Handling such a big dataset with ~22 mio recipients and ~136 mio payments requires technology choices that are usually not common in data journalism. We built a complete ETL-pipeline from extracting the source data, transforming it into a common format and loading it into a database. Such pipelines are common in data science industry but barely used within journalism. The production database of farmsubsidy.org is built upon Clickhouse, a state of the art column store that allows very fast lookups and aggregations about huge datasets like this one. The biggest challenge during the investigation was to cross-match recipients against company registries (and other registries such as the EU Lobbyregister or sanctions list) and to get a sense for the “type” of a recipient, if it is a company or a natural person. For both tasks we used open source technology involving machine learning models, such as the python tool “nomenklatura” for deduplication / cross-matching and in general the “followthemoney” toolchain from the aleph team (Organized Crime and Corruption Project). We trained our own machine learning model via pythons “fasttext” to predict the types of recipients. The website farmsubsidy.org is built with Next.js to allow static pre-rendering. To geocode the recipients addresses, we developed a batch geocoding tool called “ftm-geocode” that worked against a self-hosted instance of OpenStreetmap’s “Nominatim” to allow fast geocoding of ~500k addresses without hitting the rate limits of the official nominatim instance.

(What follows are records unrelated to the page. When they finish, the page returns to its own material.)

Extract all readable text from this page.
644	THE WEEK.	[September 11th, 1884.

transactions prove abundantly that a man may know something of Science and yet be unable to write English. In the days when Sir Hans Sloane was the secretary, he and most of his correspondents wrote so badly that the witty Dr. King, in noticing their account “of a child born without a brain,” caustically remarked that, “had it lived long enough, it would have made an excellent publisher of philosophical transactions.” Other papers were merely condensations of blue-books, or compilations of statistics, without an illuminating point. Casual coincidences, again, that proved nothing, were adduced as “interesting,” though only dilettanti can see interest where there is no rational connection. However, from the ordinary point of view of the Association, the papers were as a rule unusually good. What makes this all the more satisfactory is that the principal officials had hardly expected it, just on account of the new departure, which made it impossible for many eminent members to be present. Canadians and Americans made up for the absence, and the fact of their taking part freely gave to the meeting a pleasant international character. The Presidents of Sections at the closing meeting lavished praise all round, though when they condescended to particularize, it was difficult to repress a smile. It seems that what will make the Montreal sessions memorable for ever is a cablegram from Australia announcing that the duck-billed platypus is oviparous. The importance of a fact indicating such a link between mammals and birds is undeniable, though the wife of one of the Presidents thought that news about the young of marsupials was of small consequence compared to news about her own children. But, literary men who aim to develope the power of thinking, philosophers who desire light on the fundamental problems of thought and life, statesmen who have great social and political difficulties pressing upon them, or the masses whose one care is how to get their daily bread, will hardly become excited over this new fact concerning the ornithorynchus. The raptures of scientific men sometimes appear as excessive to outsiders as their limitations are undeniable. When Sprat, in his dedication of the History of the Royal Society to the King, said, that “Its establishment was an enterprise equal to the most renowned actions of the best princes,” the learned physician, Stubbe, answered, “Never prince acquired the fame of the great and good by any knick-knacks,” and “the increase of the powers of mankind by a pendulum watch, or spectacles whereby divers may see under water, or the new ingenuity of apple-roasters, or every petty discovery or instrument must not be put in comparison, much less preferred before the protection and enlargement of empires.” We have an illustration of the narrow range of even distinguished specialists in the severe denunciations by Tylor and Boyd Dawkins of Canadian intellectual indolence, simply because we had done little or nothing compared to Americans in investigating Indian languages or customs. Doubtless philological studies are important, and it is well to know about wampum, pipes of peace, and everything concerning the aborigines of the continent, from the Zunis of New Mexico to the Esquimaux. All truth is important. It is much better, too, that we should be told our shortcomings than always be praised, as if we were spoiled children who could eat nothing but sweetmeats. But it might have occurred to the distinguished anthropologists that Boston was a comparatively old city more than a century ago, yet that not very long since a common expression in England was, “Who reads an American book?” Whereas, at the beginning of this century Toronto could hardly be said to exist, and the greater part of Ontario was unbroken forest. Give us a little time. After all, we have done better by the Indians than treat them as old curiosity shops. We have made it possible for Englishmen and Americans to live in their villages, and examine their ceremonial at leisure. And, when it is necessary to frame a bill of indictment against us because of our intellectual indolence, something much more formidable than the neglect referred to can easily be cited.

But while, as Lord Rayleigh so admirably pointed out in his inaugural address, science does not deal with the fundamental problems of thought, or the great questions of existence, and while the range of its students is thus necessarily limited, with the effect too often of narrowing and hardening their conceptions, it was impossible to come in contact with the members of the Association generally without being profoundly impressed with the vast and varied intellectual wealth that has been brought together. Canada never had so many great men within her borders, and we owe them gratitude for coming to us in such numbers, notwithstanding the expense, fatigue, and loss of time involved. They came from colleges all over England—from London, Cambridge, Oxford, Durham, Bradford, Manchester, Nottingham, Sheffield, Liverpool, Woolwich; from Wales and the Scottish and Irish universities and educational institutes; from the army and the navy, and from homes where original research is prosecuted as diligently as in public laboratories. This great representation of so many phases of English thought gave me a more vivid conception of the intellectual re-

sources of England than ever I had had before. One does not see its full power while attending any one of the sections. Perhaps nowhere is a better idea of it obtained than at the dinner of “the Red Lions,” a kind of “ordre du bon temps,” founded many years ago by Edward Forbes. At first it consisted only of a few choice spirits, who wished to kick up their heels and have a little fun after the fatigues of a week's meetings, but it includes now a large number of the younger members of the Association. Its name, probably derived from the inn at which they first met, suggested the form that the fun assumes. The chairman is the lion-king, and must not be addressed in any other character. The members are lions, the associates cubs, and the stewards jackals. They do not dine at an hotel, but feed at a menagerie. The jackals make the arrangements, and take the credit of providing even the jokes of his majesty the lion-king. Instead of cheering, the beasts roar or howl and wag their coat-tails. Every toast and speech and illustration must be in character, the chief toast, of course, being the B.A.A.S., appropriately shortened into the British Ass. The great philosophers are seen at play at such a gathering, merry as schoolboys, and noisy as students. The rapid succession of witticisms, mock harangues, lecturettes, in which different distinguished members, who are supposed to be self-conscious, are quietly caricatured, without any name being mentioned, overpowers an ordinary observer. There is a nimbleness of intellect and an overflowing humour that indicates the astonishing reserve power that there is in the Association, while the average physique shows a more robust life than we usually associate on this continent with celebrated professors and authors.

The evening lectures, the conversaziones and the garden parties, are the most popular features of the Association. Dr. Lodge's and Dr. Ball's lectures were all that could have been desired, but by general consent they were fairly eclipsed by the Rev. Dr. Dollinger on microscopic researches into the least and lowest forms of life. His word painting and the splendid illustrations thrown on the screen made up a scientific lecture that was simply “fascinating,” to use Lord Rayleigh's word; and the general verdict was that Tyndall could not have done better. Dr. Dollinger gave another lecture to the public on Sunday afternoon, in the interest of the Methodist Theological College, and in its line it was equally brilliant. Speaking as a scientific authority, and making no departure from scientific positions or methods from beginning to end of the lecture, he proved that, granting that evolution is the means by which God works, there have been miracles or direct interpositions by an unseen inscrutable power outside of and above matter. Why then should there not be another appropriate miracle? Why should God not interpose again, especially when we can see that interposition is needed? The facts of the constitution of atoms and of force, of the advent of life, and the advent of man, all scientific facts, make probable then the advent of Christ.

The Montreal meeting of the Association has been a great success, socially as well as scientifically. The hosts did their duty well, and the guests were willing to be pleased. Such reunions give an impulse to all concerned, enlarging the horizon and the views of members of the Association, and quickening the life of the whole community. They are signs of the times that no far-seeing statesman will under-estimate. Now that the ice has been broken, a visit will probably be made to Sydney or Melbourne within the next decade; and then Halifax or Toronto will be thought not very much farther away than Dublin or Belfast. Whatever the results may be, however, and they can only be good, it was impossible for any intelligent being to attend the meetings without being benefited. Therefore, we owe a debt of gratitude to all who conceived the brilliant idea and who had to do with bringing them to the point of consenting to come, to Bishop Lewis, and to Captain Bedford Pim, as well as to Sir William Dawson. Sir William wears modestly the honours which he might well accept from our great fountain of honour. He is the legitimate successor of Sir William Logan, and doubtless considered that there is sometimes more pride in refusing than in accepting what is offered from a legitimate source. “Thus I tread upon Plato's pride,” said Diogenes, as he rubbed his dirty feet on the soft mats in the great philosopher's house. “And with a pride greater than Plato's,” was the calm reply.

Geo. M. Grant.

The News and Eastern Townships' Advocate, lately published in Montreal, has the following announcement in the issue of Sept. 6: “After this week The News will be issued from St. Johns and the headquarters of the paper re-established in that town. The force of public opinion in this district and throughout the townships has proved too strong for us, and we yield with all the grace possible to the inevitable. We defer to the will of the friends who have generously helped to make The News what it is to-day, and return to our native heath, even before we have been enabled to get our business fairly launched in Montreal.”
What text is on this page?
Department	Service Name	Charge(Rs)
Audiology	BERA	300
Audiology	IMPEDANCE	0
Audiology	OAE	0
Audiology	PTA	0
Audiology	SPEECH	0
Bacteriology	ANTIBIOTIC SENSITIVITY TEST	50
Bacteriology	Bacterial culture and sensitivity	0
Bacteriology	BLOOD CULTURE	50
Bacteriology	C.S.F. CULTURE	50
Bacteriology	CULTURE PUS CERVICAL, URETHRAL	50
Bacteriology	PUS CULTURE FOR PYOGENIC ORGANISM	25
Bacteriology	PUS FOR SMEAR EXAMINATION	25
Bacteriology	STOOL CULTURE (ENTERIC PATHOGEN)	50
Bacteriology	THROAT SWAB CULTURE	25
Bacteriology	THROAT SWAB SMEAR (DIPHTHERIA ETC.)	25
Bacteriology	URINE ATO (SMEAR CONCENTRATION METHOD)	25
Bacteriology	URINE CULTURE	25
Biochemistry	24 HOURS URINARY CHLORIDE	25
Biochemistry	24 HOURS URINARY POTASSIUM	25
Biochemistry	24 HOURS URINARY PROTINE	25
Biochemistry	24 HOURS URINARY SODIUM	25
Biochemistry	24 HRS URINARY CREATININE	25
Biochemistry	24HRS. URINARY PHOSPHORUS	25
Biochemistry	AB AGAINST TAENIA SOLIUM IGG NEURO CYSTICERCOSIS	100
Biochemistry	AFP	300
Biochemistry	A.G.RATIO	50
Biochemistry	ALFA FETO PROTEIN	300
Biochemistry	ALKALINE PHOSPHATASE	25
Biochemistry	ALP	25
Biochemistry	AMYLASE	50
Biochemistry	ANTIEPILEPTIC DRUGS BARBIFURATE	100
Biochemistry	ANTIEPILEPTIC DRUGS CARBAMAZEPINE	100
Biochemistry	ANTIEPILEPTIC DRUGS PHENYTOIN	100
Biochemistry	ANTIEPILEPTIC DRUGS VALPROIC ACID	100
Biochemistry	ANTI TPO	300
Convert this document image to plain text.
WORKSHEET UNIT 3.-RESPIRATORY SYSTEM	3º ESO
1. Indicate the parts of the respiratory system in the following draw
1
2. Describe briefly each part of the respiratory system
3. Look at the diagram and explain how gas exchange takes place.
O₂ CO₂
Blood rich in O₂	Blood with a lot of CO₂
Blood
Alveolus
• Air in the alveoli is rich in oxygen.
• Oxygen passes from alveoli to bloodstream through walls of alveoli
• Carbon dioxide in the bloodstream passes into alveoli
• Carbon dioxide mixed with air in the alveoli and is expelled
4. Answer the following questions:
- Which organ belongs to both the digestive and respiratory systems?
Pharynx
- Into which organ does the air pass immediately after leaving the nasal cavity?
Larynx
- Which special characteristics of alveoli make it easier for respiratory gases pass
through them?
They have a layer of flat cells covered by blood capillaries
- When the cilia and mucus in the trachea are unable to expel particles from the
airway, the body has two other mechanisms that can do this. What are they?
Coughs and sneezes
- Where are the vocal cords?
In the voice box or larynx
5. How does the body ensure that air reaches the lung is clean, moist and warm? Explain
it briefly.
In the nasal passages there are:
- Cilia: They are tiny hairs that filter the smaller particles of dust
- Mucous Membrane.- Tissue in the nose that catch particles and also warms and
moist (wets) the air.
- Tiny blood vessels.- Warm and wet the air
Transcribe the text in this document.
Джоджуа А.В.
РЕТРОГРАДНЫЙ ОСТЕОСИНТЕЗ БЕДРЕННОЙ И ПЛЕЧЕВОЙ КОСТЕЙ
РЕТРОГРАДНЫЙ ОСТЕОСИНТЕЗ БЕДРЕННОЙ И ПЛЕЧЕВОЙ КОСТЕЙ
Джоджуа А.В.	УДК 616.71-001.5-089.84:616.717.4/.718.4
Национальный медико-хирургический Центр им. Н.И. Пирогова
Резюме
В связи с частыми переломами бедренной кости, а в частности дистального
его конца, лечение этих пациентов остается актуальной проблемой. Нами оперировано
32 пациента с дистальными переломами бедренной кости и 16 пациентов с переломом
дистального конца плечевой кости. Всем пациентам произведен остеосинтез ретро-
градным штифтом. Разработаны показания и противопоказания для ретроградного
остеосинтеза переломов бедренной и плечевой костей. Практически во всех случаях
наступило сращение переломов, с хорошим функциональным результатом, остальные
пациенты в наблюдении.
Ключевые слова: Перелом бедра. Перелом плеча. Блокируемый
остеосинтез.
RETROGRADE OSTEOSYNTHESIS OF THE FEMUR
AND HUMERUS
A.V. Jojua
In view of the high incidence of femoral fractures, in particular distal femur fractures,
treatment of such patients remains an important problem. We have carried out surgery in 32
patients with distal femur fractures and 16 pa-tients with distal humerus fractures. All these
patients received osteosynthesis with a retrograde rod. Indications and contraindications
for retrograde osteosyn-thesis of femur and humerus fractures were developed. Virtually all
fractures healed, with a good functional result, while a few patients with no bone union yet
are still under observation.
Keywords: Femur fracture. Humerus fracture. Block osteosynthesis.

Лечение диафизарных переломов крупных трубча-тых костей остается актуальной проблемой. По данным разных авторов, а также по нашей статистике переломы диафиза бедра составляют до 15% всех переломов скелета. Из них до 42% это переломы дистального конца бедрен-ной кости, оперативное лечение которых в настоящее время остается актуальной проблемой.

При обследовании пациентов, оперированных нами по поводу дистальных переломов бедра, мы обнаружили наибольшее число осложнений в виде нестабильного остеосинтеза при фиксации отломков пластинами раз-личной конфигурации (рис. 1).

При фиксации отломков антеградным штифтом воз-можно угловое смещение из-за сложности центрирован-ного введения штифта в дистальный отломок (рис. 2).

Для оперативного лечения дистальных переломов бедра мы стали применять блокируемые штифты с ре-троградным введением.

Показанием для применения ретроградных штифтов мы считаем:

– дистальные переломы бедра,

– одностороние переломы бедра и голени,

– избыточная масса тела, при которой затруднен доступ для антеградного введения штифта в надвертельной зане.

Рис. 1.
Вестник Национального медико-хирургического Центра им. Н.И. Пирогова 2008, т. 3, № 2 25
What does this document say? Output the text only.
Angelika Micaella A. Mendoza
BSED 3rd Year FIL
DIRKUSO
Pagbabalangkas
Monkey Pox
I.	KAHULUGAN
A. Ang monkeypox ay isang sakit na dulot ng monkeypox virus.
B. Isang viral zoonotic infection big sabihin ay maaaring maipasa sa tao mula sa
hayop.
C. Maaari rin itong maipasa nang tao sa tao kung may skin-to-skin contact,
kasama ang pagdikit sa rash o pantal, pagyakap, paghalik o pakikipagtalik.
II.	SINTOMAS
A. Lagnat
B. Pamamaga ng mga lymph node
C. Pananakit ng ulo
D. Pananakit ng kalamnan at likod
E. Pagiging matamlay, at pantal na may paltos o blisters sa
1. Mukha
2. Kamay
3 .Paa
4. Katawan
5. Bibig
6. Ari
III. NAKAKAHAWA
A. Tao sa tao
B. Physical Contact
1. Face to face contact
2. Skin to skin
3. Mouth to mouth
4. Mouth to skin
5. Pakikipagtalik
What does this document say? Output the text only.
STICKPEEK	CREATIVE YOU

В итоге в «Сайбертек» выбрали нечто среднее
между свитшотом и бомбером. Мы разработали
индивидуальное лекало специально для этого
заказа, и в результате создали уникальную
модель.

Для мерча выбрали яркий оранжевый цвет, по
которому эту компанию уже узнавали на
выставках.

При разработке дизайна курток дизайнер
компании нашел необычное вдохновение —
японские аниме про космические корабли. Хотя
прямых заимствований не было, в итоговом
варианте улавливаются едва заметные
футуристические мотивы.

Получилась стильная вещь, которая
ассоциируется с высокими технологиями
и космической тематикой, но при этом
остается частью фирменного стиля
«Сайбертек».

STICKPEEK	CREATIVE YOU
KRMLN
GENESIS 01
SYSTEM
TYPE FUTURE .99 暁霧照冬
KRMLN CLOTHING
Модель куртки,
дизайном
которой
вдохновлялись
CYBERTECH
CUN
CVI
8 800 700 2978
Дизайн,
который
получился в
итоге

Context about the project:
It’s important to note that the access to this huge amount of data has only been possible because the involved data team has been on this project for almost a decade. The data had to be archived every year because the EU and its member states – if they display it at all – only show the last two years of subsidies at any given time. Only through years long dedication was it possible to gather the data for eight consecutive years. In addition, in a couple of countries this data was only available through individual FOIA requests. This project came together about ten years ago through a cross-border collatoration initiated at Dataharvest and it’s a project that’s not possible for any single, traditional publishing house to build or maintain.
What can other journalists learn from this project?
If you know your way around specific EU regulations, bring data journalists and traditional reporters together, use data, FOIA and reporting tools wisely and follow through over a couple of years, you can build very important public value investigations.